The invalidity action was filed by card manufacturer Full Colour Black in March 2019, against an EU trade mark for one of Banksy’s most famous artworks known as ‘Rage, The Flower-Thrower’. The artist originally spray-painted the picture on a wall in Jerusalem in 2005.
The trade mark in question is owned by Banksy entity ‘Pest Control Office Limited’ and was registered in August 2014. This week, a European Union Intellectual Property Office (EUIPO) panel agreed to invalidate the registration, noting “[Banksy’s] intention was not to use the mark as a trademark to commercialise goods … but only to circumnavigate the law. These actions are inconsistent with honest practices.”
For an EU trade mark to be valid, the holder must sell goods using the image. Similar rules apply in Australia, with the baseline requirement for a non-use removal application being that the registration in question has not been used as a trade mark (that is, commercially and as an indicator of origin) in the preceding three years.

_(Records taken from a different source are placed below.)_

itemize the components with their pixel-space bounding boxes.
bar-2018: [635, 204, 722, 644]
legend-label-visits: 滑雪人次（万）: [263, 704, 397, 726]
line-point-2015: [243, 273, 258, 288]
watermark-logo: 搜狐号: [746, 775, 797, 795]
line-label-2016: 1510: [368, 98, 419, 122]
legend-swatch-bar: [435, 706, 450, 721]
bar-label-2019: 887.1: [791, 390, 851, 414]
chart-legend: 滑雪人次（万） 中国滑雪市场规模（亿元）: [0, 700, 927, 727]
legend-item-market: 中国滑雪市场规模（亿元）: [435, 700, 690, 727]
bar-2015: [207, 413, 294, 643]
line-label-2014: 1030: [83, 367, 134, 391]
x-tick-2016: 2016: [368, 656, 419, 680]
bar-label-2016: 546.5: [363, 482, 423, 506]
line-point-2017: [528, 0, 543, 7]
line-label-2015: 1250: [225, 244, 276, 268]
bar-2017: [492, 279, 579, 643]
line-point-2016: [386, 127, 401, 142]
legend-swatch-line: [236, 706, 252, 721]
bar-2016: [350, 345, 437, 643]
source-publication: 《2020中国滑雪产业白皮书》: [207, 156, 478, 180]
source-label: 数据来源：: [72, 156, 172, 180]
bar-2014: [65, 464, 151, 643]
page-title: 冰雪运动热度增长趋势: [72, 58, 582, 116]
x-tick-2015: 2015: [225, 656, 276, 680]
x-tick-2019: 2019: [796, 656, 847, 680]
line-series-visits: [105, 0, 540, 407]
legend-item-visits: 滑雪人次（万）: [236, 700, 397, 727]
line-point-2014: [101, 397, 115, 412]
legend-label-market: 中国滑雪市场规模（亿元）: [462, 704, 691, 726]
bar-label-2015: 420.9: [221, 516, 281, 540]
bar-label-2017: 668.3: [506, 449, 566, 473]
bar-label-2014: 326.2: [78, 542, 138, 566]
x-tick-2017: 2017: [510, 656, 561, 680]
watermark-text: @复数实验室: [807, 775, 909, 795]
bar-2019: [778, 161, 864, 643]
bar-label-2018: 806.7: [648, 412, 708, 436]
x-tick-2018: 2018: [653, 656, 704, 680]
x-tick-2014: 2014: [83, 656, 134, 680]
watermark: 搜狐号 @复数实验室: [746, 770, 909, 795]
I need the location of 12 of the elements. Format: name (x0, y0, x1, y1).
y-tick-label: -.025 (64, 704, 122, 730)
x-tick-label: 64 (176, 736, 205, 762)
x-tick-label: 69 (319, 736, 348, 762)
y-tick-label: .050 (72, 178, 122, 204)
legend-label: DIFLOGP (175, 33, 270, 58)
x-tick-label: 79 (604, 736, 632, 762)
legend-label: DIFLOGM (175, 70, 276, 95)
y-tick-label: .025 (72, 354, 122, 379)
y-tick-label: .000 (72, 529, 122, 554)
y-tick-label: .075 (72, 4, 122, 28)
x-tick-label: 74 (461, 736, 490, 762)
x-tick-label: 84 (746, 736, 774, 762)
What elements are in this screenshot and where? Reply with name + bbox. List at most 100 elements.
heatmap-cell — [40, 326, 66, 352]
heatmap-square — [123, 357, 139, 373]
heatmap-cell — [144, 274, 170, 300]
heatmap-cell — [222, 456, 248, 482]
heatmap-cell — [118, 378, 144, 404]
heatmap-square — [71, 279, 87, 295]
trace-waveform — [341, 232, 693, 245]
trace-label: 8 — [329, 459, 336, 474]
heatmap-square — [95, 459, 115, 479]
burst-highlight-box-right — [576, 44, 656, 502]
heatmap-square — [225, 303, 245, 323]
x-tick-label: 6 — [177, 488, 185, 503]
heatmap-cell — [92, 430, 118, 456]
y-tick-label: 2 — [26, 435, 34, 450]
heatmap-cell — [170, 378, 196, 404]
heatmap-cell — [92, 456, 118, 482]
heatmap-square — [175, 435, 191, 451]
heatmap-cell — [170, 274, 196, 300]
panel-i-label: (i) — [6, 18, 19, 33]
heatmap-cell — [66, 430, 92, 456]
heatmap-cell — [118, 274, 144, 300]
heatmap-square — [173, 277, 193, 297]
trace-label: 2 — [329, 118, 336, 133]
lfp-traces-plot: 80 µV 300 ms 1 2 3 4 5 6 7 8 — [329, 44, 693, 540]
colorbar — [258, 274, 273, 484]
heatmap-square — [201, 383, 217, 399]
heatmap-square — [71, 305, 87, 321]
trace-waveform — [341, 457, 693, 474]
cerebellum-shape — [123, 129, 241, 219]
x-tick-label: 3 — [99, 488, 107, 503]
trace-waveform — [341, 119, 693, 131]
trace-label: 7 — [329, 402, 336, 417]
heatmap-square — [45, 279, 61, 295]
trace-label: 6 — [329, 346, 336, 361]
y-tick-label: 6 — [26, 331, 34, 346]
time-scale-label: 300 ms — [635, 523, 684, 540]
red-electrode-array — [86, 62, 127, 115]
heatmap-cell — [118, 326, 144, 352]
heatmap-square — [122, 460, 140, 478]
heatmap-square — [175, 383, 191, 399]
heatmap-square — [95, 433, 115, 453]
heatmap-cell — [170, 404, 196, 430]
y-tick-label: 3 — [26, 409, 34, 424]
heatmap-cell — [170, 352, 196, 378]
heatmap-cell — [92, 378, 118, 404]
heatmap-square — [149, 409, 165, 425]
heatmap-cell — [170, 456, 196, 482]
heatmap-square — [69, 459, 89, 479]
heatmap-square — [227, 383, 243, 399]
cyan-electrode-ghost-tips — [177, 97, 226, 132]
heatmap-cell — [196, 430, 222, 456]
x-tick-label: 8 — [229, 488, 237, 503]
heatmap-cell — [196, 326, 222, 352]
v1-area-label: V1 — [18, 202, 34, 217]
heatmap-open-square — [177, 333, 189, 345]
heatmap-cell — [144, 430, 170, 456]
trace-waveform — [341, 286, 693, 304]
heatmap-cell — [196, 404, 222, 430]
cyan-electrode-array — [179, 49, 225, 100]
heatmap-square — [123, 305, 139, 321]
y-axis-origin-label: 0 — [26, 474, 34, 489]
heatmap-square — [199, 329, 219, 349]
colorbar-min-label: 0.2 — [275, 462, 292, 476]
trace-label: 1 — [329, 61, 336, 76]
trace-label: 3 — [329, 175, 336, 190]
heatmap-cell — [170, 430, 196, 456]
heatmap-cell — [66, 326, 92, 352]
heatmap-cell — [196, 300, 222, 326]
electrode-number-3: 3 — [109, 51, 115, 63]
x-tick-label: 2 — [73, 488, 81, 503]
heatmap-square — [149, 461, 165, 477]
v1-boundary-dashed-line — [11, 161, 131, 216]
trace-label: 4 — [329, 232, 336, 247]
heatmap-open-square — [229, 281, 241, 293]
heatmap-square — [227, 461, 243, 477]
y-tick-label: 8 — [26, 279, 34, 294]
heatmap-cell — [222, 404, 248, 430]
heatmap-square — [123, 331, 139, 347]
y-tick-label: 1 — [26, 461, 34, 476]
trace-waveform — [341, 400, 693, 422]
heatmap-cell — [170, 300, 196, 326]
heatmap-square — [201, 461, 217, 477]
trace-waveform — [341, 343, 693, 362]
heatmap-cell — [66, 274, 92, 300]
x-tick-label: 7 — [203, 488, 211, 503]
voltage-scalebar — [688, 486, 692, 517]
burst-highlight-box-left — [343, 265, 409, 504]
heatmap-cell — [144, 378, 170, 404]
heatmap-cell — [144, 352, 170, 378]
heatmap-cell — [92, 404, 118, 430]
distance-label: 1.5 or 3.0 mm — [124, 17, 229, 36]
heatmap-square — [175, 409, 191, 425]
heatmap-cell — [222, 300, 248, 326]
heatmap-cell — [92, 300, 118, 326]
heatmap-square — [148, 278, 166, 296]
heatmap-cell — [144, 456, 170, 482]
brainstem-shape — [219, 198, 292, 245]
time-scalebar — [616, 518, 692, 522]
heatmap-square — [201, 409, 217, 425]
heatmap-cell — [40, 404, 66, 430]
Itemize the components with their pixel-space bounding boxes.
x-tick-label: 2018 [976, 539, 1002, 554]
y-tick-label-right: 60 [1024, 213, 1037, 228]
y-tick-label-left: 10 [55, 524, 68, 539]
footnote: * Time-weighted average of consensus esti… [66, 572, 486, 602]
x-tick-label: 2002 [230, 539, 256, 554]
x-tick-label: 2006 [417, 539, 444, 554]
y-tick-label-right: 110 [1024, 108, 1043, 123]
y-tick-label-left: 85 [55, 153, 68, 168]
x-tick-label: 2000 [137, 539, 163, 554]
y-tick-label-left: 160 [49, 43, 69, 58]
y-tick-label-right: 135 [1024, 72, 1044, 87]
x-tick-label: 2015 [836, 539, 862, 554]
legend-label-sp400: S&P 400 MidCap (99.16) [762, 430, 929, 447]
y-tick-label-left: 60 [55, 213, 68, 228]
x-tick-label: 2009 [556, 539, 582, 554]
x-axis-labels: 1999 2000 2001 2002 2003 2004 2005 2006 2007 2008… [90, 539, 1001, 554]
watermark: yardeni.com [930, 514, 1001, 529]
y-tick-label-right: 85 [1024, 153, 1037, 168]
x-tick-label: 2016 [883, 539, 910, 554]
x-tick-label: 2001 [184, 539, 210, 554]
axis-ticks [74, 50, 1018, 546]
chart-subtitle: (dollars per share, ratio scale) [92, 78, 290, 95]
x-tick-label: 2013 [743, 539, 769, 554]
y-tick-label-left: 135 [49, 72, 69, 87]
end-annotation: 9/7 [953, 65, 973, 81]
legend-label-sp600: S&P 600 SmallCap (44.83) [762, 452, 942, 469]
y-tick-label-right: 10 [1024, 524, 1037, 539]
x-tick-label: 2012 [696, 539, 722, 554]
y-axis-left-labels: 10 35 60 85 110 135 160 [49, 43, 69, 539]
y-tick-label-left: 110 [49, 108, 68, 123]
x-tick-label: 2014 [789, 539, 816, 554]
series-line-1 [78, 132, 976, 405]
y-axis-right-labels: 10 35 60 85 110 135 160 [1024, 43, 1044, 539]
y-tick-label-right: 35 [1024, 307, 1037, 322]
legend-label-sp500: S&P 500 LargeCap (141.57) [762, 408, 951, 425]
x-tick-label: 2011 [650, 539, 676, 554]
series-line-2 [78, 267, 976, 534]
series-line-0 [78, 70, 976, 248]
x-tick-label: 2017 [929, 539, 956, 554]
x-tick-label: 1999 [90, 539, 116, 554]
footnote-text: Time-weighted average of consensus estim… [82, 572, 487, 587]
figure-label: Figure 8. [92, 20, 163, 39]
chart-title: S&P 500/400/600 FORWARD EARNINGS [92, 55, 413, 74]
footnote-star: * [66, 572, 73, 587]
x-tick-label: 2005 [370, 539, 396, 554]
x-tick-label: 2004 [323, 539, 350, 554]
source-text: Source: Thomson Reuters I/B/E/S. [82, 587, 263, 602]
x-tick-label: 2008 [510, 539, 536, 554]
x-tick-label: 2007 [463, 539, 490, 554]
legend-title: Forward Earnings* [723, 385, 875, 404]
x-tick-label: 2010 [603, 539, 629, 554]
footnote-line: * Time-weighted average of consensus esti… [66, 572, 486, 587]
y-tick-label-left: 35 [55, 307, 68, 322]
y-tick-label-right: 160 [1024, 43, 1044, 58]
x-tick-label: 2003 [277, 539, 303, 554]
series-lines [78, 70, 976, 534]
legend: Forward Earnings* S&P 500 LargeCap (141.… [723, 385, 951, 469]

Whilst ordinarily copyright is the appropriate form of IP protection for artistic works, Banksy has been quoted as taking the view that copyright is not appropriate for him, particularly since it would require him to identify himself. For now, he has chosen to remain anonymous and it appears this has worked in Full Colour Black’s favour.
The ruling could mean other Banksy trade marks (particularly in the EU) are now at risk. Full Colour Black has challenged the trade marks of a further six Banksy works, including Laugh Now (Los Angeles, 2002) Umbrella Girl (New Orleans. 2008), and Bomb Hugger (London’s East End, 2003).
This case serves as a warning to trade mark owners to ‘use it or lose it’ when it comes to trade mark registrations.